Policymakers should decide at the national level that broadband is a utility and the goal should be universal service, said Elin Swanson Katz, National Association of State Utility Consumer Advocates president. Incumbents don’t have a business case in every area, so other answers must be found, she said, adding that the homework gap is real in the her home state of Connecticut. Kids would go to McDonald’s to do homework, but the fast-food restaurant limited access; they worked outside high schools, but that was shut down due to security concerns; they can go to library, but that closes at 6 p.m., she said.
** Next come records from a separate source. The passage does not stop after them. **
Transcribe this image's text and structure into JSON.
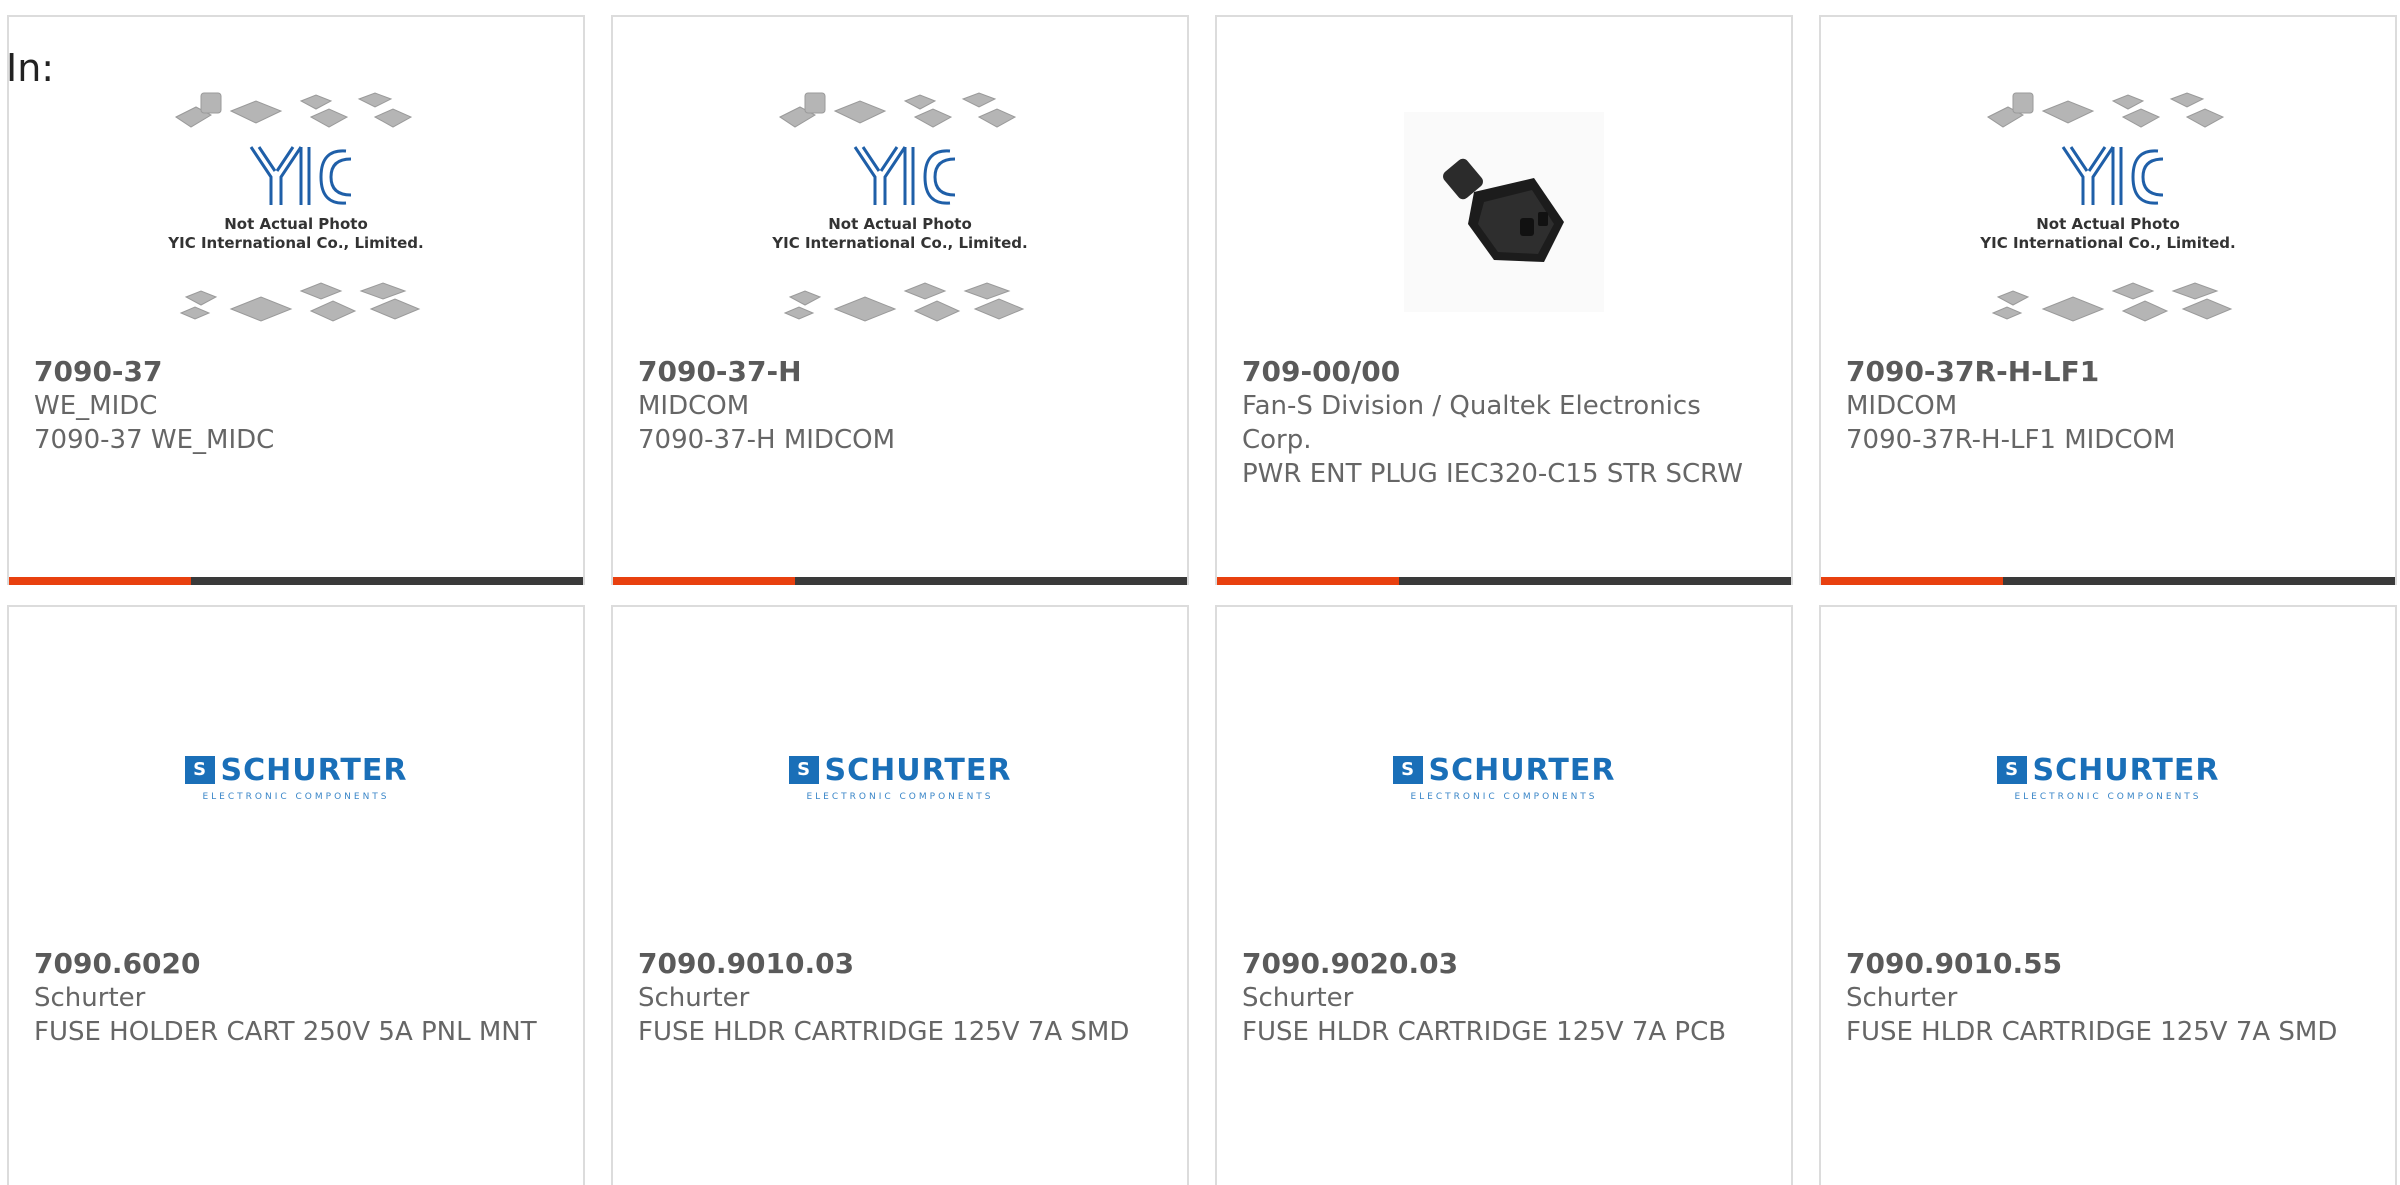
{
  "header": {
    "in_label": "In:"
  },
  "images": {
    "yic_line1": "Not Actual Photo",
    "yic_line2": "YIC International Co., Limited.",
    "schurter_word": "SCHURTER",
    "schurter_box": "S",
    "schurter_sub": "ELECTRONIC COMPONENTS"
  },
  "products": [
    {
      "part": "7090-37",
      "mfr": "WE_MIDC",
      "desc": "7090-37 WE_MIDC",
      "image": "yic-placeholder"
    },
    {
      "part": "7090-37-H",
      "mfr": "MIDCOM",
      "desc": "7090-37-H MIDCOM",
      "image": "yic-placeholder"
    },
    {
      "part": "709-00/00",
      "mfr": "Fan-S Division / Qualtek Electronics Corp.",
      "desc": "PWR ENT PLUG IEC320-C15 STR SCRW",
      "image": "power-plug-photo"
    },
    {
      "part": "7090-37R-H-LF1",
      "mfr": "MIDCOM",
      "desc": "7090-37R-H-LF1 MIDCOM",
      "image": "yic-placeholder"
    },
    {
      "part": "7090.6020",
      "mfr": "Schurter",
      "desc": "FUSE HOLDER CART 250V 5A PNL MNT",
      "image": "schurter-logo"
    },
    {
      "part": "7090.9010.03",
      "mfr": "Schurter",
      "desc": "FUSE HLDR CARTRIDGE 125V 7A SMD",
      "image": "schurter-logo"
    },
    {
      "part": "7090.9020.03",
      "mfr": "Schurter",
      "desc": "FUSE HLDR CARTRIDGE 125V 7A PCB",
      "image": "schurter-logo"
    },
    {
      "part": "7090.9010.55",
      "mfr": "Schurter",
      "desc": "FUSE HLDR CARTRIDGE 125V 7A SMD",
      "image": "schurter-logo"
    }
  ],
  "colors": {
    "accent": "#e8400f",
    "bar": "#3a3a3a",
    "schurter_blue": "#1a6fb8",
    "yic_blue": "#1f5fa8"
  }
}
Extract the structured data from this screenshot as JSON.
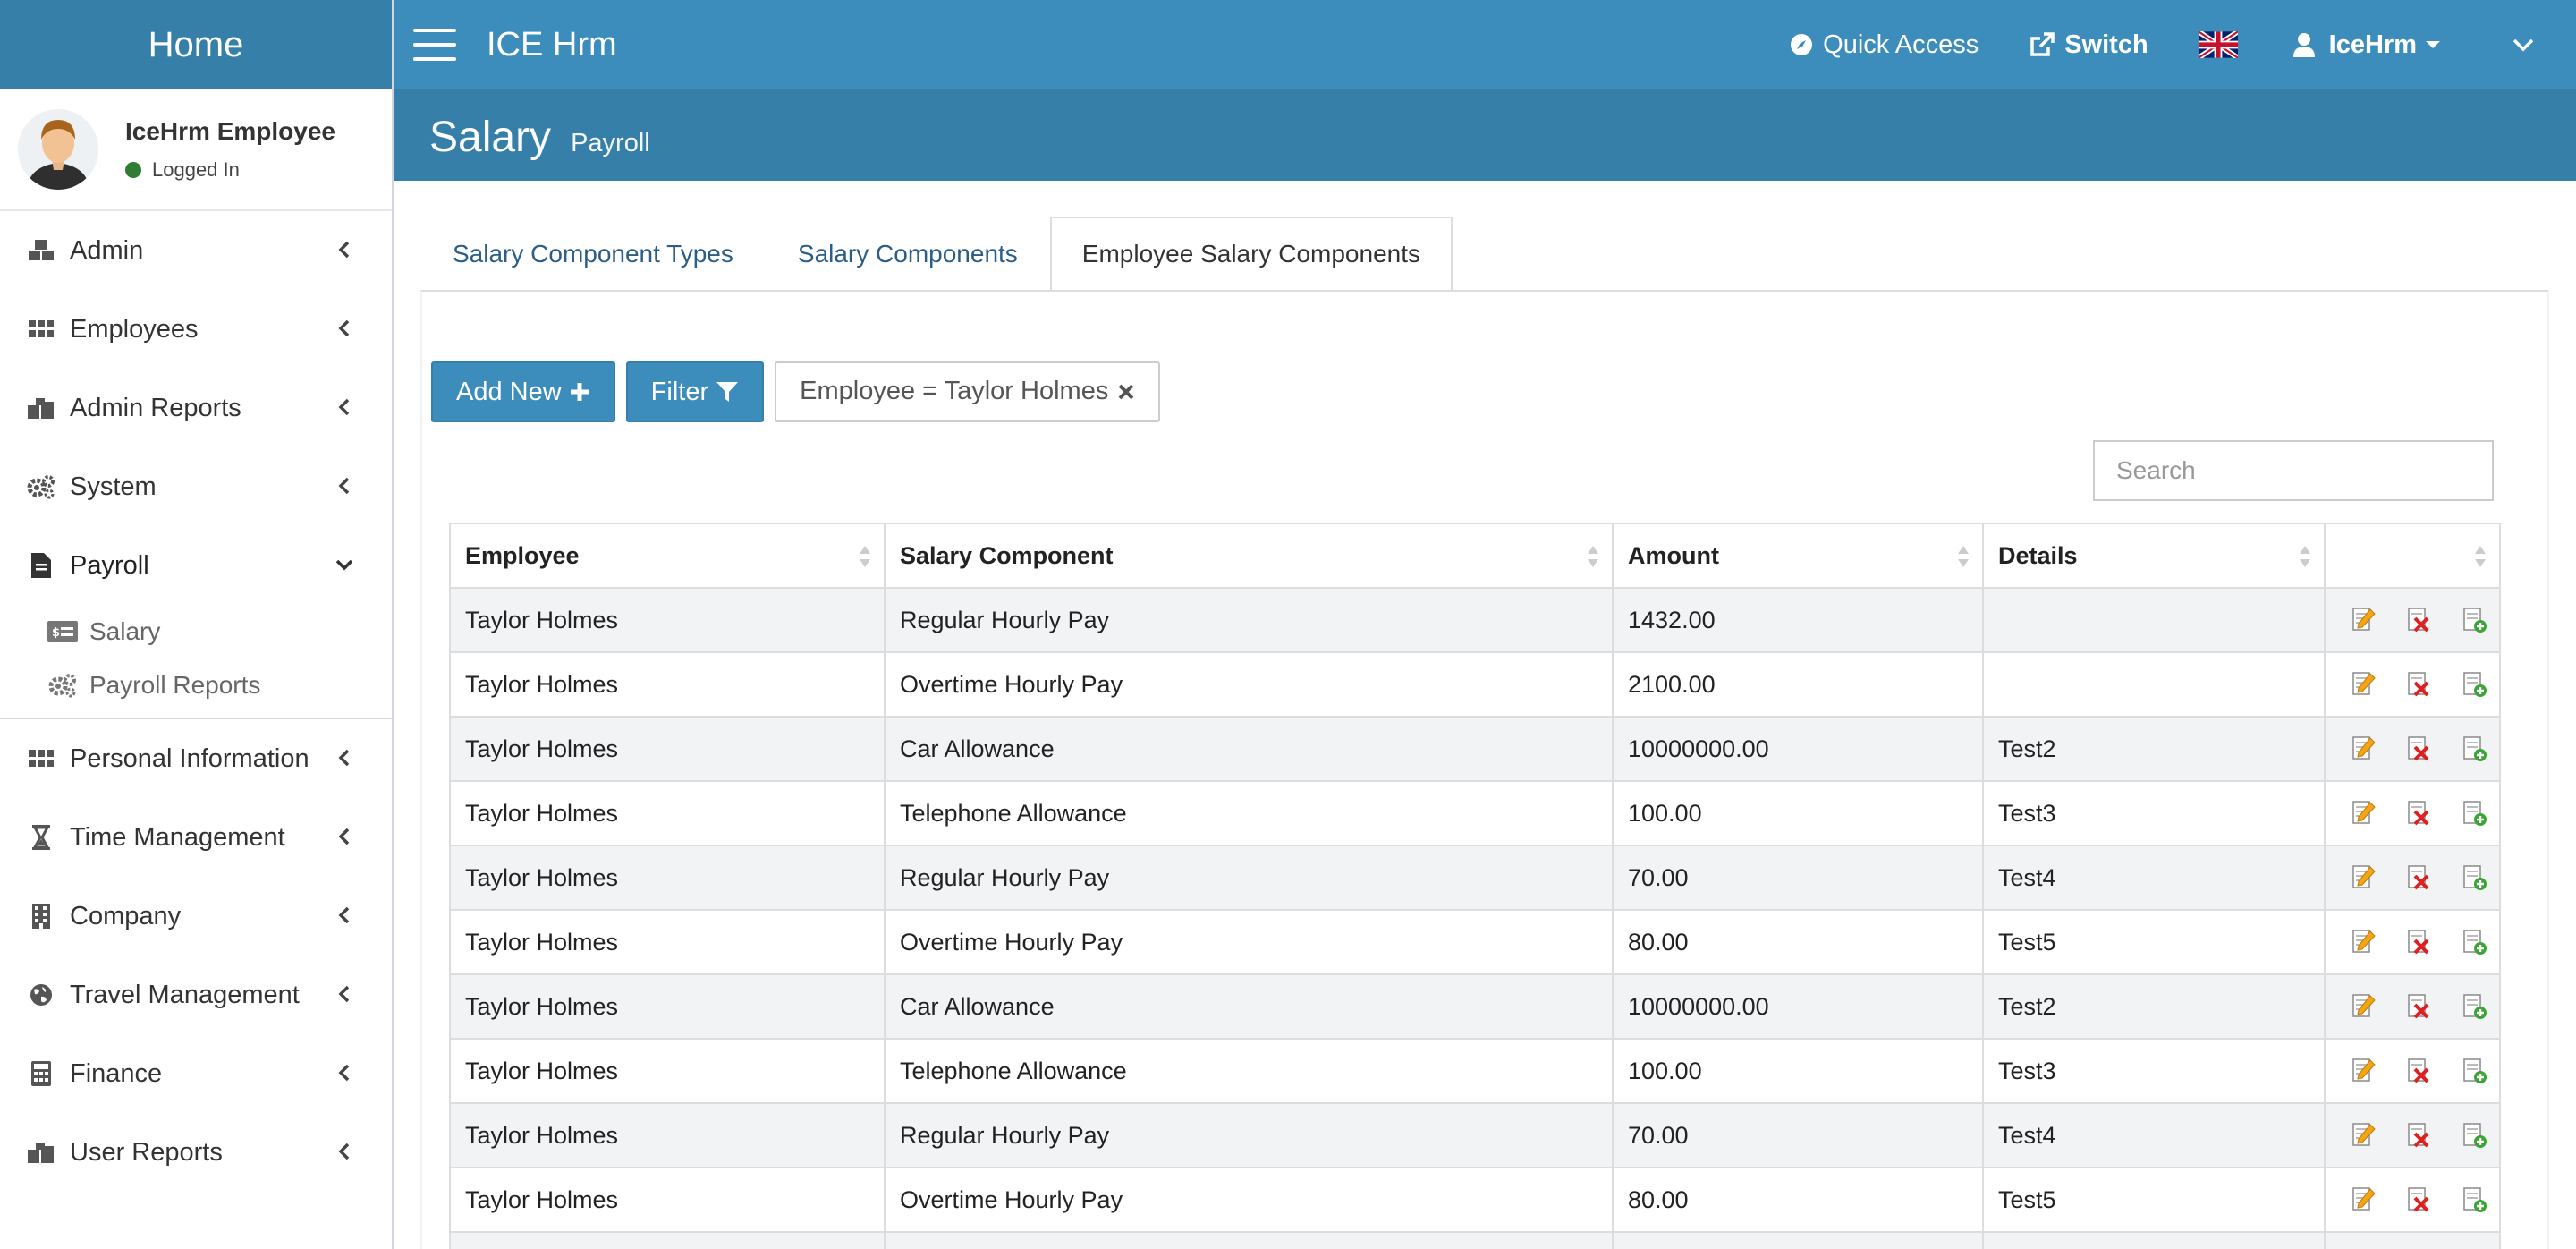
{
  "sidebar": {
    "logo": "Home",
    "user": {
      "name": "IceHrm Employee",
      "status": "Logged In"
    },
    "items": [
      {
        "label": "Admin",
        "icon": "cubes-icon"
      },
      {
        "label": "Employees",
        "icon": "grid-icon"
      },
      {
        "label": "Admin Reports",
        "icon": "reports-icon"
      },
      {
        "label": "System",
        "icon": "gears-icon"
      },
      {
        "label": "Payroll",
        "icon": "file-icon",
        "expanded": true
      },
      {
        "label": "Personal Information",
        "icon": "grid-icon"
      },
      {
        "label": "Time Management",
        "icon": "hourglass-icon"
      },
      {
        "label": "Company",
        "icon": "building-icon"
      },
      {
        "label": "Travel Management",
        "icon": "globe-icon"
      },
      {
        "label": "Finance",
        "icon": "calculator-icon"
      },
      {
        "label": "User Reports",
        "icon": "reports-icon"
      }
    ],
    "payroll_sub": [
      {
        "label": "Salary",
        "icon": "money-icon"
      },
      {
        "label": "Payroll Reports",
        "icon": "gears-icon"
      }
    ]
  },
  "topbar": {
    "app_title": "ICE Hrm",
    "quick_access": "Quick Access",
    "switch": "Switch",
    "user": "IceHrm"
  },
  "page": {
    "title": "Salary",
    "subtitle": "Payroll"
  },
  "tabs": [
    {
      "label": "Salary Component Types",
      "active": false
    },
    {
      "label": "Salary Components",
      "active": false
    },
    {
      "label": "Employee Salary Components",
      "active": true
    }
  ],
  "toolbar": {
    "add_new": "Add New",
    "filter": "Filter",
    "active_filter": "Employee = Taylor Holmes"
  },
  "search": {
    "placeholder": "Search"
  },
  "table": {
    "headers": [
      "Employee",
      "Salary Component",
      "Amount",
      "Details",
      ""
    ],
    "rows": [
      [
        "Taylor Holmes",
        "Regular Hourly Pay",
        "1432.00",
        ""
      ],
      [
        "Taylor Holmes",
        "Overtime Hourly Pay",
        "2100.00",
        ""
      ],
      [
        "Taylor Holmes",
        "Car Allowance",
        "10000000.00",
        "Test2"
      ],
      [
        "Taylor Holmes",
        "Telephone Allowance",
        "100.00",
        "Test3"
      ],
      [
        "Taylor Holmes",
        "Regular Hourly Pay",
        "70.00",
        "Test4"
      ],
      [
        "Taylor Holmes",
        "Overtime Hourly Pay",
        "80.00",
        "Test5"
      ],
      [
        "Taylor Holmes",
        "Car Allowance",
        "10000000.00",
        "Test2"
      ],
      [
        "Taylor Holmes",
        "Telephone Allowance",
        "100.00",
        "Test3"
      ],
      [
        "Taylor Holmes",
        "Regular Hourly Pay",
        "70.00",
        "Test4"
      ],
      [
        "Taylor Holmes",
        "Overtime Hourly Pay",
        "80.00",
        "Test5"
      ],
      [
        "",
        "",
        "",
        ""
      ]
    ],
    "row_actions": [
      "edit-icon",
      "delete-icon",
      "copy-icon"
    ]
  },
  "colors": {
    "brand": "#3c8dbc",
    "brand_dark": "#367fa9",
    "status_online": "#2e7d32"
  }
}
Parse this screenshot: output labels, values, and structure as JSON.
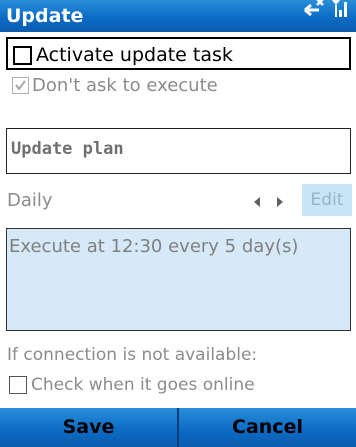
{
  "window": {
    "title": "Update"
  },
  "activate_task": {
    "label": "Activate update task",
    "checked": false
  },
  "dont_ask": {
    "label": "Don't ask to execute",
    "checked": true,
    "enabled": false
  },
  "plan_field": {
    "value": "Update plan"
  },
  "schedule": {
    "frequency": "Daily",
    "edit_label": "Edit"
  },
  "plan_description": {
    "text": "Execute at 12:30 every 5 day(s)"
  },
  "connection": {
    "note": "If connection is not available:",
    "online_check": {
      "label": "Check when it goes online",
      "checked": false
    }
  },
  "softkeys": {
    "save": "Save",
    "cancel": "Cancel"
  },
  "colors": {
    "titlebar": "#0d6cc6",
    "panel": "#d5e9f8",
    "edit_button": "#c9e3f7",
    "disabled_text": "#808080"
  },
  "icons": [
    "connectivity-icon",
    "signal-icon",
    "prev-arrow-icon",
    "next-arrow-icon",
    "checkmark-icon"
  ]
}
Utilities are deploying broadband because they see it as “life blood” for their communities and “no one else will,” said Utilities Technology Council General Counsel Brett Kilbourne. BARC Electric Cooperative “saw the writing on the wall,” CEO Mike Keyser said: Customer growth was declining and fiber-to-the-home was a way to keep people in its community. The “bigger risk” was not doing anything, he said. Incumbent CenturyLink made it difficult to build the physical network in BARC’s part of Virginia, he said: “They don’t want to serve our customers but they don’t want us to serve them either.”

Presley’s state, Mississippi, recently enacted a law allowing rural electric cooperatives to provide the service (see 1901300026). It’s “anti-America” not to allow electric cooperatives, owned by citizens, to use infrastructure for broadband, he said. Katz supported municipal broadband, saying it’s government’s “basic” job to provide services that no one else will provide. Presley supports muni broadband, but Mississippi didn’t include it in the bill because any kind of government control would have been a “death knell” to the proposal, he said.

NTCA members were first to deploy in rural areas where big companies didn’t go, said Senior Vice President-Policy Mike Romano. A balance must be struck between reaching unserved areas and maintaining connections in already-served areas, he said. It’s not up to industry to decide muni broadband policy, but public-private partnerships are a good way to ensure a network’s success, he said.

Presley said 5G hype is “hogwash,” since some of his communities don’t have 3G. Communities can’t wait for 5G, and it’s a “red herring” because it will need fiber infrastructure regardless of the technology direction, said Katz. Electric utility fiber could pave the way for 5G services in a community, said Kilbourne.